So I am trying to devise a spin off of the Levenshtein algorithm, where I keep track of what transformations I did in the string(inserted a, or substitute a for b).
Example:
Basically, say I am computing the edit distance of "bbd" and "bcd"
The edit distance will be 1 and the transformation will be "substitude b for c"
Question:
How would I approach this problem since the implementations i've seen do not concern themselves with knowing what kind of operation it was but only the total cost?
You can use this module - there is an editops
function there, which returns a list with the operations needed to transform one string to another.
Example:
Levenshtein.editops("FBBDE", "BCDASD")
[('delete', 0, 0), ('replace', 2, 1), ('insert', 4, 3), ('insert', 4, 4), ('replace', 4, 5)]
From the docs:
Find sequence of edit operations transforming one string to another.
editops(source_string, destination_string)
editops(edit_operations, source_length, destination_length)
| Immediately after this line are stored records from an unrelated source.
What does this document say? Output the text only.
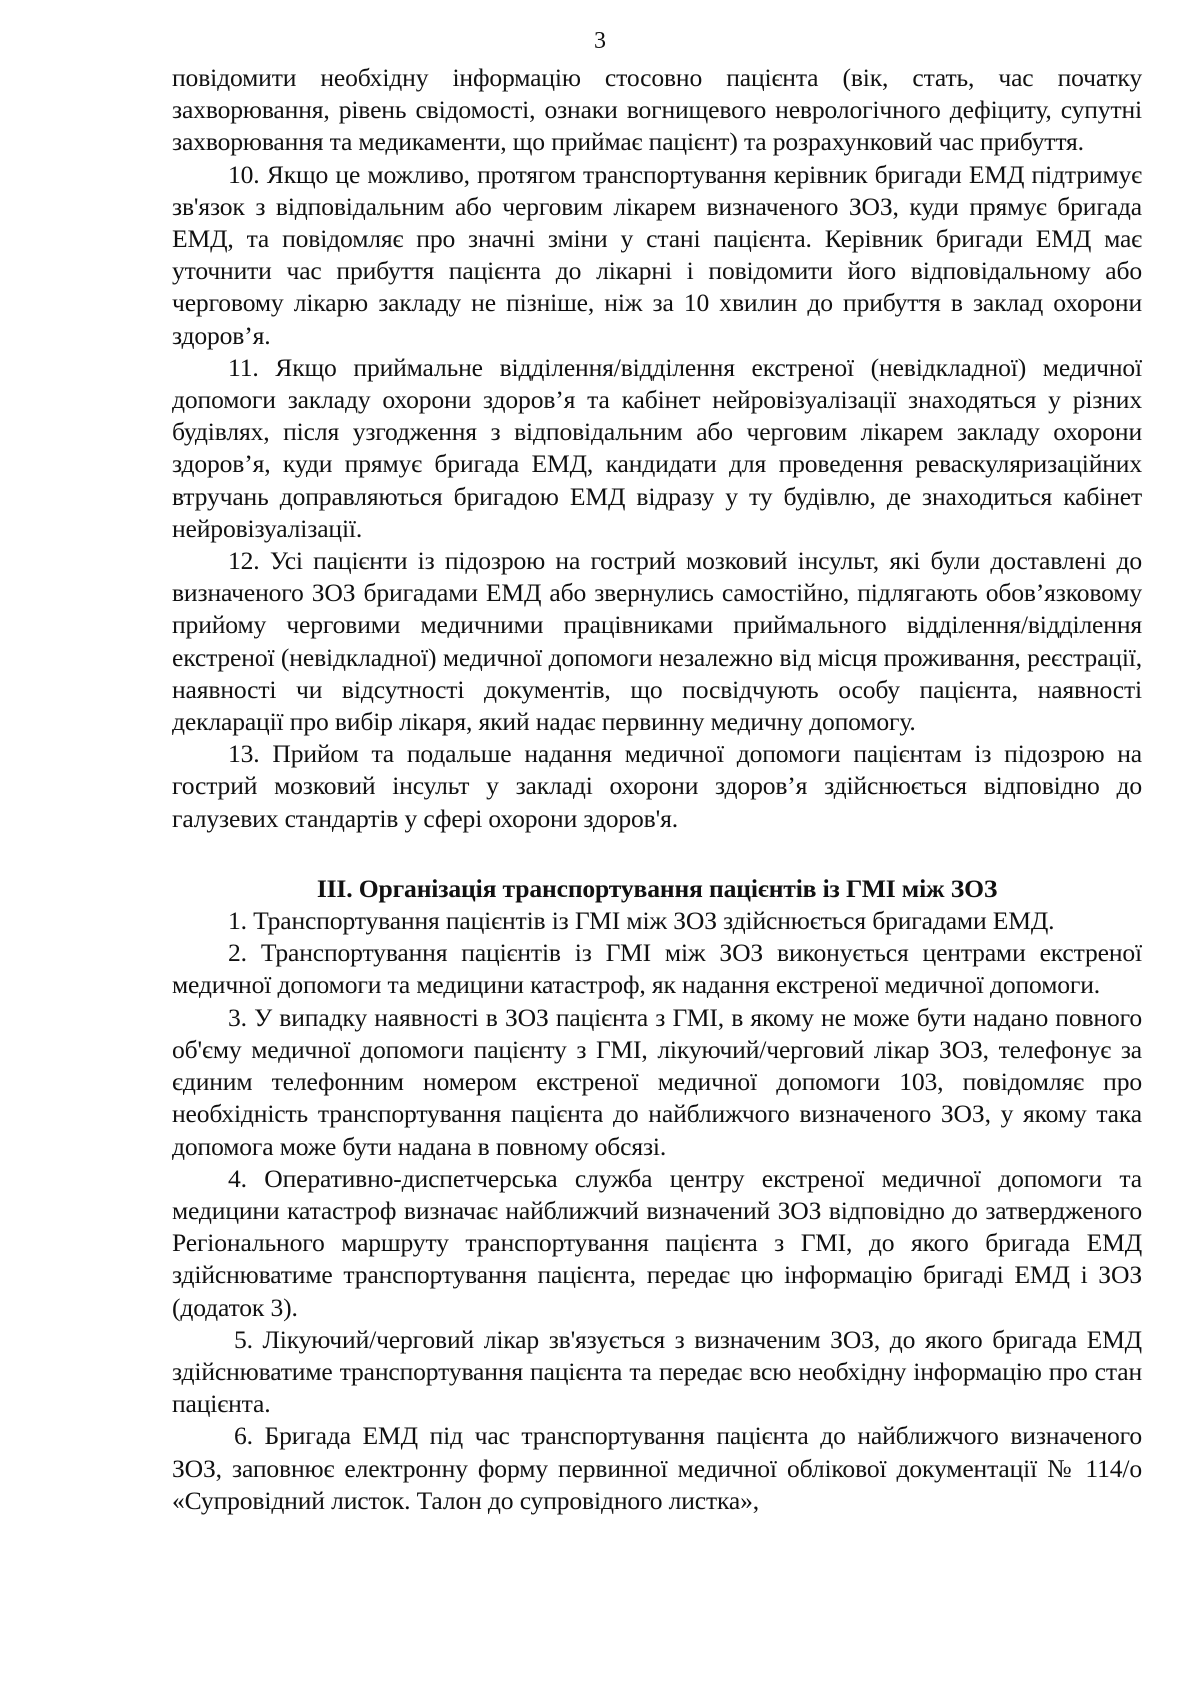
3

повідомити необхідну інформацію стосовно пацієнта (вік, стать, час початку захворювання, рівень свідомості, ознаки вогнищевого неврологічного дефіциту, супутні захворювання та медикаменти, що приймає пацієнт) та розрахунковий час прибуття.

10. Якщо це можливо, протягом транспортування керівник бригади ЕМД підтримує зв'язок з відповідальним або черговим лікарем визначеного ЗОЗ, куди прямує бригада ЕМД, та повідомляє про значні зміни у стані пацієнта. Керівник бригади ЕМД має уточнити час прибуття пацієнта до лікарні і повідомити його відповідальному або черговому лікарю закладу не пізніше, ніж за 10 хвилин до прибуття в заклад охорони здоров’я.

11. Якщо приймальне відділення/відділення екстреної (невідкладної) медичної допомоги закладу охорони здоров’я та кабінет нейровізуалізації знаходяться у різних будівлях, після узгодження з відповідальним або черговим лікарем закладу охорони здоров’я, куди прямує бригада ЕМД, кандидати для проведення реваскуляризаційних втручань доправляються бригадою ЕМД відразу у ту будівлю, де знаходиться кабінет нейровізуалізації.

12. Усі пацієнти із підозрою на гострий мозковий інсульт, які були доставлені до визначеного ЗОЗ бригадами ЕМД або звернулись самостійно, підлягають обов’язковому прийому черговими медичними працівниками приймального відділення/відділення екстреної (невідкладної) медичної допомоги незалежно від місця проживання, реєстрації, наявності чи відсутності документів, що посвідчують особу пацієнта, наявності декларації про вибір лікаря, який надає первинну медичну допомогу.

13. Прийом та подальше надання медичної допомоги пацієнтам із підозрою на гострий мозковий інсульт у закладі охорони здоров’я здійснюється відповідно до галузевих стандартів у сфері охорони здоров'я.

ІІІ. Організація транспортування пацієнтів із ГМІ між ЗОЗ

1. Транспортування пацієнтів із ГМІ між ЗОЗ здійснюється бригадами ЕМД.

2. Транспортування пацієнтів із ГМІ між ЗОЗ виконується центрами екстреної медичної допомоги та медицини катастроф, як надання екстреної медичної допомоги.

3. У випадку наявності в ЗОЗ пацієнта з ГМІ, в якому не може бути надано повного об'єму медичної допомоги пацієнту з ГМІ, лікуючий/черговий лікар ЗОЗ, телефонує за єдиним телефонним номером екстреної медичної допомоги 103, повідомляє про необхідність транспортування пацієнта до найближчого визначеного ЗОЗ, у якому така допомога може бути надана в повному обсязі.

4. Оперативно-диспетчерська служба центру екстреної медичної допомоги та медицини катастроф визначає найближчий визначений ЗОЗ відповідно до затвердженого Регіонального маршруту транспортування пацієнта з ГМІ, до якого бригада ЕМД здійснюватиме транспортування пацієнта, передає цю інформацію бригаді ЕМД і ЗОЗ (додаток 3).

5. Лікуючий/черговий лікар зв'язується з визначеним ЗОЗ, до якого бригада ЕМД здійснюватиме транспортування пацієнта та передає всю необхідну інформацію про стан пацієнта.

6. Бригада ЕМД під час транспортування пацієнта до найближчого визначеного ЗОЗ, заповнює електронну форму первинної медичної облікової документації № 114/о «Супровідний листок. Талон до супровідного листка»,
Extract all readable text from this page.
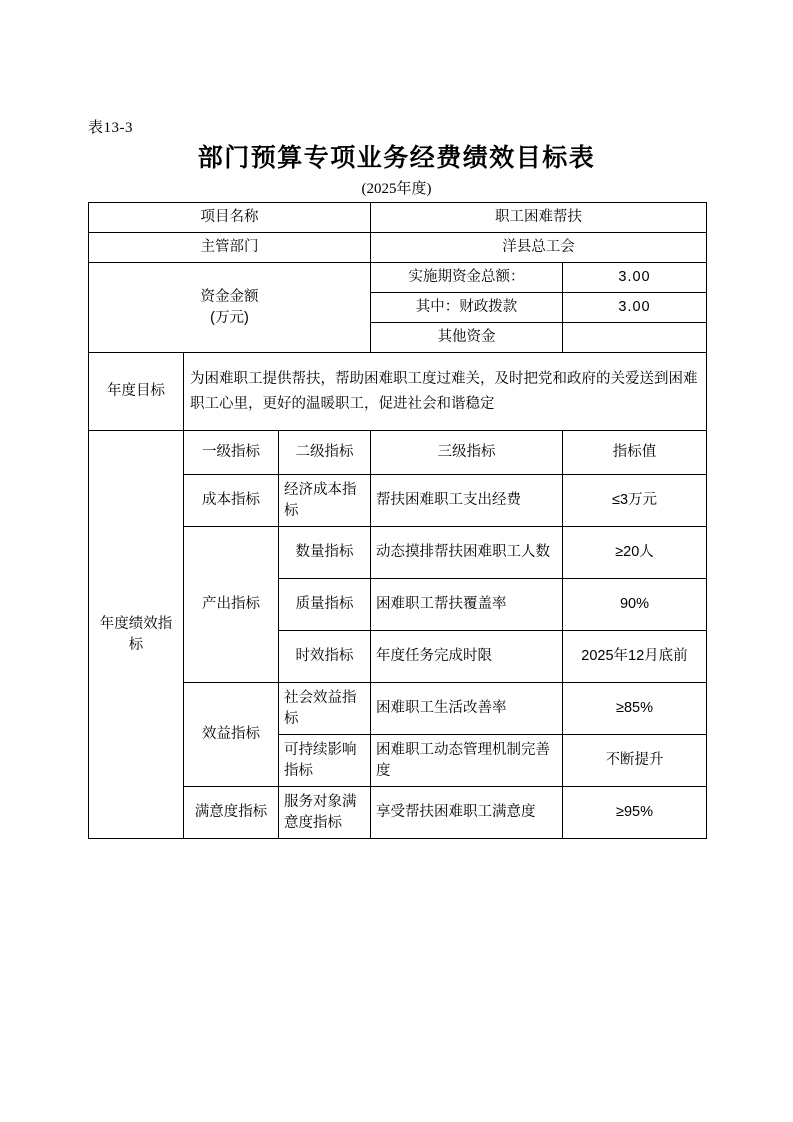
表13-3
部门预算专项业务经费绩效目标表
(2025年度)
项目名称			职工困难帮扶	
主管部门			洋县总工会	

资金金额
(万元)			实施期资金总额：	3.00
			其中：财政拨款	3.00
			其他资金	
年度目标	为困难职工提供帮扶，帮助困难职工度过难关，及时把党和政府的关爱送到困难职工心里，更好的温暖职工，促进社会和谐稳定			
年度绩效指标	一级指标	二级指标	三级指标	指标值
	成本指标	经济成本指标	帮扶困难职工支出经费	≤3万元
	产出指标	数量指标	动态摸排帮扶困难职工人数	≥20人
		质量指标	困难职工帮扶覆盖率	90%
		时效指标	年度任务完成时限	2025年12月底前
	效益指标	社会效益指标	困难职工生活改善率	≥85%
		可持续影响指标	困难职工动态管理机制完善度	不断提升
	满意度指标	服务对象满意度指标	享受帮扶困难职工满意度	≥95%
The result is a list of triples (operation, spos, dpos), where
operation is one of equal',
replace', insert', or
delete'; spos
and dpos are position of characters in the first (source) and the
second (destination) strings. These are operations on signle
characters. In fact the returned list doesn't contain the equal',
but all the related functions accept both lists with and without
equal's.